Violences sexuelles
Le stealthing demeure faiblement puni en Suisse
La révision du droit pénal en matière sexuelle, adoptée par le parlement le 16 juin 2023, permettra notamment de combler les lacunes du code pénal suisse en ce qui concerne le stealthing, le fait d’ôter secrètement son préservatif pendant la pénétration. La nouveauté? S’il est avéré, il sera automatiquement qualifié d’atteinte sexuelle voire de viol. Mais en attendant, il faut toujours se contenter du droit actuel, clairement inadapté pour juger ce type d’acte.

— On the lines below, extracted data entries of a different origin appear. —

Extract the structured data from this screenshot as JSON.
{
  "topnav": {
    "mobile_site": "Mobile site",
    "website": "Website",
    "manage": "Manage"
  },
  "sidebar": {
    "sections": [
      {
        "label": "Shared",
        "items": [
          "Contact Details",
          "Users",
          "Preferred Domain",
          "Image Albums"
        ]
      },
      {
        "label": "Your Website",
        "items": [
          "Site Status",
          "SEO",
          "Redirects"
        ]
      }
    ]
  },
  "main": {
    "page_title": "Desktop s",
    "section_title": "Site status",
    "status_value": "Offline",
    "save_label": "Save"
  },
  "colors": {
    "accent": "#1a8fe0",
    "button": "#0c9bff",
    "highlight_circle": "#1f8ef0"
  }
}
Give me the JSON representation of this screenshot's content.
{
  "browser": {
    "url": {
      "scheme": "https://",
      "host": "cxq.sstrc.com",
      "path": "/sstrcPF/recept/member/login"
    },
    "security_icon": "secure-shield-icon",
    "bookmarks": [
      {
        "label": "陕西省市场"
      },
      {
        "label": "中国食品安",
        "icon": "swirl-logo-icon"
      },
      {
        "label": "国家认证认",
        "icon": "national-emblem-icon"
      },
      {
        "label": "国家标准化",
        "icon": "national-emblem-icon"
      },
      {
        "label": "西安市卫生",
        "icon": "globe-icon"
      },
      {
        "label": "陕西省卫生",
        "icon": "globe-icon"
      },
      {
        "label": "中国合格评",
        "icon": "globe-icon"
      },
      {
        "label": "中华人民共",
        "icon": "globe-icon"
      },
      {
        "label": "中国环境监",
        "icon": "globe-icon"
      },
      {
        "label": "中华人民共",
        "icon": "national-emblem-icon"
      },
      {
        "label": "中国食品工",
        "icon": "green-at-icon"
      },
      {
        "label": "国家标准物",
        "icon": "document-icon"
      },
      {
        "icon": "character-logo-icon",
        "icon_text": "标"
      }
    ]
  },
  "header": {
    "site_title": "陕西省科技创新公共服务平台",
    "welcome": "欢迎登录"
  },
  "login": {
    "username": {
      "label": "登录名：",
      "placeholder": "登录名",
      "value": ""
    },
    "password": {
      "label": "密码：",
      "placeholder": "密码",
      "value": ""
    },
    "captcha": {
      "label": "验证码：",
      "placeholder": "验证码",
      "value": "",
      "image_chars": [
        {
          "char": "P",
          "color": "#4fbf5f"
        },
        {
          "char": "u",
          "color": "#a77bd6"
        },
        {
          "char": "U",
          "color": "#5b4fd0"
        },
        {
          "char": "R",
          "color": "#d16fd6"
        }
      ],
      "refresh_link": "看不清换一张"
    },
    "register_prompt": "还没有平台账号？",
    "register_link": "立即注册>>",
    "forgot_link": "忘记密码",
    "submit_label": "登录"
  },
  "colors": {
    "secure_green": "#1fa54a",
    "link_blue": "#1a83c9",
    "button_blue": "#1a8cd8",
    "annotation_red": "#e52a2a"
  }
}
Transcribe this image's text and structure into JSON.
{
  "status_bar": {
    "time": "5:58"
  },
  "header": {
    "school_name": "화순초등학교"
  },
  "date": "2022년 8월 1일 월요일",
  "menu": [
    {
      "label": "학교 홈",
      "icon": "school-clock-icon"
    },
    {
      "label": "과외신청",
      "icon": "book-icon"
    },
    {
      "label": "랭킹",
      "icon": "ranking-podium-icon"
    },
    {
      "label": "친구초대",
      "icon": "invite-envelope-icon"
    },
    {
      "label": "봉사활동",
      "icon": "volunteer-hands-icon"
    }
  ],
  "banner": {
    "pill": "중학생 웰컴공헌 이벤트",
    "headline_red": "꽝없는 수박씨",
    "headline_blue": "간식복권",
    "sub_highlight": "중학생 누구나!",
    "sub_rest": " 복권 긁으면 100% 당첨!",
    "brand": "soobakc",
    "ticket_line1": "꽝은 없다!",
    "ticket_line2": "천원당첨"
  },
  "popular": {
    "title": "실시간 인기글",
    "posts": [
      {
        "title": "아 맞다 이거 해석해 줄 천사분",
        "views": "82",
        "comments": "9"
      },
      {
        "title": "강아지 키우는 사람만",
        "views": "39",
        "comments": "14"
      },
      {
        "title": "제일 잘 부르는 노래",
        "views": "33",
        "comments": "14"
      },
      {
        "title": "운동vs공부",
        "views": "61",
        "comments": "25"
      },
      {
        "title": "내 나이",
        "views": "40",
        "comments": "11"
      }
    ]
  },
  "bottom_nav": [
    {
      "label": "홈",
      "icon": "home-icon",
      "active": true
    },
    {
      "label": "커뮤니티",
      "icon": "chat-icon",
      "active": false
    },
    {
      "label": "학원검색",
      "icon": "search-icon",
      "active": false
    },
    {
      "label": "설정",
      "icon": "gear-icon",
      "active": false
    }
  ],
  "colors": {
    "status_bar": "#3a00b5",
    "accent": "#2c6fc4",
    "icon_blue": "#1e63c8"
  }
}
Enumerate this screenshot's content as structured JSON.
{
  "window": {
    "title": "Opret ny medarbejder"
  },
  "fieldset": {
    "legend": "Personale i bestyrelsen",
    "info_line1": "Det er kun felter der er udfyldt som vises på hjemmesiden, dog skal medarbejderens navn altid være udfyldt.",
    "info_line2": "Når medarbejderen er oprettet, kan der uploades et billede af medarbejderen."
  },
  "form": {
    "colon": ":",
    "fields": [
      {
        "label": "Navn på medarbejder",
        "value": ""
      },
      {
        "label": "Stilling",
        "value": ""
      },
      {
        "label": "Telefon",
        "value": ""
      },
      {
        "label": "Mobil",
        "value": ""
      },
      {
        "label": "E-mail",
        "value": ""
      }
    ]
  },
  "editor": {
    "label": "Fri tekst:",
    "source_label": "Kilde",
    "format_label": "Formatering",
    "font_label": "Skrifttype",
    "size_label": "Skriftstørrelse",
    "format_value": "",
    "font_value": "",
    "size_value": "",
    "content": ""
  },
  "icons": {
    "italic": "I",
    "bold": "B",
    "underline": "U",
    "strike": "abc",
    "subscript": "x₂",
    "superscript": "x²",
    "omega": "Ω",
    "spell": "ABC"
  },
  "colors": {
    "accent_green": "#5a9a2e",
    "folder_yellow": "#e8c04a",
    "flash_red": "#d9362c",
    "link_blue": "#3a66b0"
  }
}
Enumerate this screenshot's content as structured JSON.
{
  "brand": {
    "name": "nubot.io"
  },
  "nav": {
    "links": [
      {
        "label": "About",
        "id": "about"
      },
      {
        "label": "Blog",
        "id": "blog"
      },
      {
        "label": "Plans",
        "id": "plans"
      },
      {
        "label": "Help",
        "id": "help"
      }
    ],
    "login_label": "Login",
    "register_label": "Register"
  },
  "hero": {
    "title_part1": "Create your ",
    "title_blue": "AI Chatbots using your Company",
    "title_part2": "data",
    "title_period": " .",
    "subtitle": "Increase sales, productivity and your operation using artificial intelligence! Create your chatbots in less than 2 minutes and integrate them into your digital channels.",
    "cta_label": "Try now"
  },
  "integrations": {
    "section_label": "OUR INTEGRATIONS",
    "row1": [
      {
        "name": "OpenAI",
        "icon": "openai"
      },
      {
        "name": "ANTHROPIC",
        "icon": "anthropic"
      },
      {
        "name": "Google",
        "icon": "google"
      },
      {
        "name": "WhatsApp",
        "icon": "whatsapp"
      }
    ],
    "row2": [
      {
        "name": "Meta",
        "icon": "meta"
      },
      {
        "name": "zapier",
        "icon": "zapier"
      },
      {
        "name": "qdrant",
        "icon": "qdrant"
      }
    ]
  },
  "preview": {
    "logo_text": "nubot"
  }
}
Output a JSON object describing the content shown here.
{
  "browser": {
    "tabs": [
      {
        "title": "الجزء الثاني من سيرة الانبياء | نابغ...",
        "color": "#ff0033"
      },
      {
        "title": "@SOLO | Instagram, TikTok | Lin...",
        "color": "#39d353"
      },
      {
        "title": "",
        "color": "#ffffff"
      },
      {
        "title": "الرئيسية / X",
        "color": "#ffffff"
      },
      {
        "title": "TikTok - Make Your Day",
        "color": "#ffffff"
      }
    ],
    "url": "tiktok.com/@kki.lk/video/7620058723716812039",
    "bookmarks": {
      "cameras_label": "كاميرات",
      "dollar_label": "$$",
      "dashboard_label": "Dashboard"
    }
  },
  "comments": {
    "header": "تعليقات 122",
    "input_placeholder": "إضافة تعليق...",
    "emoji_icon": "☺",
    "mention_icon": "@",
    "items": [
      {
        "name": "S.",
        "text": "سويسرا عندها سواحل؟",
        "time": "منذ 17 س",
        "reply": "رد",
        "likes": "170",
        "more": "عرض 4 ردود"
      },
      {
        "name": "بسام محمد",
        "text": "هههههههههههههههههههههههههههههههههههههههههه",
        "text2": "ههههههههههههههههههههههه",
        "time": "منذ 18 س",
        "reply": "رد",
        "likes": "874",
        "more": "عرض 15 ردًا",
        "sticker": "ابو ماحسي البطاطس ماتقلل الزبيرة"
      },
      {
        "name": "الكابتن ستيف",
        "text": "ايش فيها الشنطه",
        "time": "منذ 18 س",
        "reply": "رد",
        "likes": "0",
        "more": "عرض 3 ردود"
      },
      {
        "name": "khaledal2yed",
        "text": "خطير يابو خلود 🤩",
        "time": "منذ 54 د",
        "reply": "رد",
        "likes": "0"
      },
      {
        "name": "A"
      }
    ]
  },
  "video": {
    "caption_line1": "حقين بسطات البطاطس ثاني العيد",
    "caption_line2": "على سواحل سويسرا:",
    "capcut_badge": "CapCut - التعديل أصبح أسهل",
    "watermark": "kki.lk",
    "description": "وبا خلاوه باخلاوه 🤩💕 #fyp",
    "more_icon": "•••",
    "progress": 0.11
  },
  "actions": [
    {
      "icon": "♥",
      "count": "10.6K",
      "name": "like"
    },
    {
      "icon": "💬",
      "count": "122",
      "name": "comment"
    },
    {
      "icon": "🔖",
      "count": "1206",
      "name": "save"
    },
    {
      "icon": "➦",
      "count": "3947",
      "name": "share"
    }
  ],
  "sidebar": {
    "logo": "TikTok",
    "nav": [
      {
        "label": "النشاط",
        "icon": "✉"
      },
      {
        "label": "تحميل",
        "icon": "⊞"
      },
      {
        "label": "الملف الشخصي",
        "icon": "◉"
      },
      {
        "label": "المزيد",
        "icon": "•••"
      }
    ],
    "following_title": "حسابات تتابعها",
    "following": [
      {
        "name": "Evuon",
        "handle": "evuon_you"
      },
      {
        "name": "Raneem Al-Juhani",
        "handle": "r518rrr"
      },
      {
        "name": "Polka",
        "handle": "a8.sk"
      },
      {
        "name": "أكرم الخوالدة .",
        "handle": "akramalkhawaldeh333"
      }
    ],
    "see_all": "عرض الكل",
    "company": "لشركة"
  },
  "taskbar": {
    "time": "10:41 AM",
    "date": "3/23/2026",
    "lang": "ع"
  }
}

La preuve: dans le dernier jugement d’une affaire en cours depuis plusieurs années, le tribunal supérieur de Zurich a estimé qu’un homme ayant enlevé son préservatif lors d’un rapport sexuel consenti (mais seulement sous condition d’être protégé) s’était rendu coupable de harcèlement sexuel. Au stade actuel de cette saga judiciaire ayant connu maints rebondissements, le prévenu risque donc 2500 francs d’amendes. Autant dire une peine dérisoire au regard de ce qu’il aurait encouru avec la future loi.
Difficile à catégoriser
Ce jugement surprenant est l’illustration de l’embarras de la justice face à cet acte, qu’elle peine actuellement à faire entrer dans l’une des catégories du code pénal. En cause? Le stealthing a ceci de vicieux qu’il se déroule généralement pendant des relations sexuelles au départ consenties. Autre point complexe à gérer pour le droit actuellement en vigueur: le retrait du préservatif étant souvent opéré à l’insu de la ou du partenaire, on ne peut faire entrer en jeu les notions de contrainte ou de violence.
Car jusqu’à aujourd’hui en Suisse, la qualification de viol ne peut être retenue qu’en cas de rapport sexuel imposé contre la volonté clairement explicitée de la victime. Celle-ci, n’étant pas informée du retrait du préservatif, n’est pas dans la capacité de s’opposer à quoi que ce soit. D’où la qualification, par certains juges, du stealthing comme «acte d'ordre sexuel commis sur une personne incapable de discernement ou de résistance» (art. 191). C’est d’ailleurs par ce verdict que s’est terminée la première plainte pour stealthing en Suisse, jugée à Lausanne en mai 2017.
Plusieurs pays s'y attaquent
Dans d’autres cas, les magistrats optent même pour l’acquittement pur et simple, rebutés par le vide juridique existant. C’est ainsi ce que montre l’affaire zurichoise évoquée plus haut: le tribunal de district de Bülach, puis le tribunal cantonal de Zurich en deuxième instance, avaient tout deux préalablement acquitté ce prévenu de l’accusation d’acte d'ordre sexuel commis sur une personne incapable de discernement ou de résistance. Un verdict ensuite confirmé en 2019 par le tribunal fédéral, qui avait seulement demandé le renvoi au tribunal zurichois pour statuer sur une éventuelle qualification de l’acte en harcèlement sexuel.
L’entrée en vigueur de la révision du Code pénal est, on le voit, plus qu’urgente, puisque ces actes demeurent peu ou pas condamnés du tout en Suisse, alors que de plus en plus d’Etats autour du globe adaptent leur législation pour qualifier le stealthing de viol: la Californie et la Nouvelle-Zélande l’ont fait dès 2021, puis l’Australie et le Canada en 2022.
En plus de contourner le consentement de la ou du partenaire et d’être ainsi, dans les faits, une véritable agression sexuelle, le stealthing est également une menace potentielle pour la santé et la vie sociale de la victime, en l’exposant au risque de grossesse non désirée ou de contracter des maladies sexuellement transmissibles parfois mortelles.